To raise or not to raise…

That is the dilemma at the Federal Reserve.

For the first time in nearly 10 years, the Federal Reserve raised interest rates by 0.25% in December 2015 – a strong indication the central bank was confident about the strength of the U.S. economy and its ability to handle higher borrowing costs.

That optimism was a bit premature, though.   The U.S. economy wasn’t ready. 

Markets would plummet shortly after.  Gold soared.  Investors tightened their belts on fears of a recession.  Trillions of dollars were wiped out in weeks.

Now, five months later, interest rates have stayed put. 

In April, the Fed left rates unchanged, noting that the U.S. economy had slowed and that consumer spending was soft.  Coupled with a weak global economy, the Fed had more than enough reason to remain cautious moving forward.

But that all changed May 18 when the Fed hinted at another rate hike by June 15, 2016. 

Of course, fear spread like wildfire that, if we increase borrowing costs too soon, the Fed could tip the U.S. economy into recession and drag the global economy with it.

Still, Jeffrey Lacker, president of the Federal Reserve of Richmond noted, “It looks to me as if the case for raising rates looks to be pretty strong for June.  Inflation is moving decidedly toward 2 percent.  Labor markets have tightened significantly.  The concerns, the downside risks we saw at the very beginning of this year, have dissipated.”

And, despite poor GDP growth of 0.5%, no real wage growth, and recently disappointing unemployment data, even John Williams, president of the Federal Reserve of San Francisco believes the U.S. economy is gaining strength.  However, even he admits that there are risks to the global economy, including a potential Brexit, which would “spill over into global financial markets,” he notes.

In the minutes from the last FOMC meeting, “most participants” noted a June hike would be “appropriate” if the economy continues to improve.  Higher rates have broad support inside the Federal Reserve, it would seem.

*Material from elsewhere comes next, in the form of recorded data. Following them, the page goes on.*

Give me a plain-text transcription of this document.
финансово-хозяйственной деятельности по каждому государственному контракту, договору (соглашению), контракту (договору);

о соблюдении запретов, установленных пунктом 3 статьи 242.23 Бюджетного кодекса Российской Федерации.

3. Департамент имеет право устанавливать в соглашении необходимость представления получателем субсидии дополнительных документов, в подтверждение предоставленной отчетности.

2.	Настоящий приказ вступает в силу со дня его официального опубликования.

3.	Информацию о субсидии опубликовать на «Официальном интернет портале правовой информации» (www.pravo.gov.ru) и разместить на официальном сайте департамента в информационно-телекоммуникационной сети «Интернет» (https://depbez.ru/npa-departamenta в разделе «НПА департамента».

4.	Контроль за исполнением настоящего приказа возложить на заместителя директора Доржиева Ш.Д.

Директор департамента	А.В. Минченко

But an increase is contingent on economic growth picking up in the second quarter; labor market conditions continuing to improve; and inflation making progress toward the 2% objective.  However, if inflation were a threat, that would be a great reason to increase rates.  But as the last minutes noted, inflation is still below the 2% target, expected to remain at an average rate of 1.75% over the next 10 years. 

While the Fed members may cheerlead economic progress, there are plenty of reasons why the U.S. cannot handle a June 2016 hike, including anemic GDP growth of 0.5% in the first quarter of the year.

U.S. jobs growth is weak.  Headline unemployment of 5% leaves off millions of Americans that gave up looking for work.  The ratio of business inventories to sales has risen significantly.  Retail sales are poor.

Many Americans are drowning in debt with flat wage growth concerns.  That, coupled with a weak global economy, shows that we’re not prepared for higher rates.  There’s also growing fear that if the Fed raises rates even more, consumers will be forced to pay higher interest on loans.  If that happens, consumers could begin to spend less money as a result.

At the moment, there is a 38% chance of a rate hike at the June 2016 meeting, a 60% chance of a hike in July 2016, and a 72% chance for a September 2016 hike.

Unlike last December, when the rate increase shocked the market and caused it to plunge, this time the market is ready.  If we see a hike in June, I think the impact will be a brief pullback because the market is well aware of the potential for a rate increase. 

Whatever the case may be, we’ll find a way to profit from it.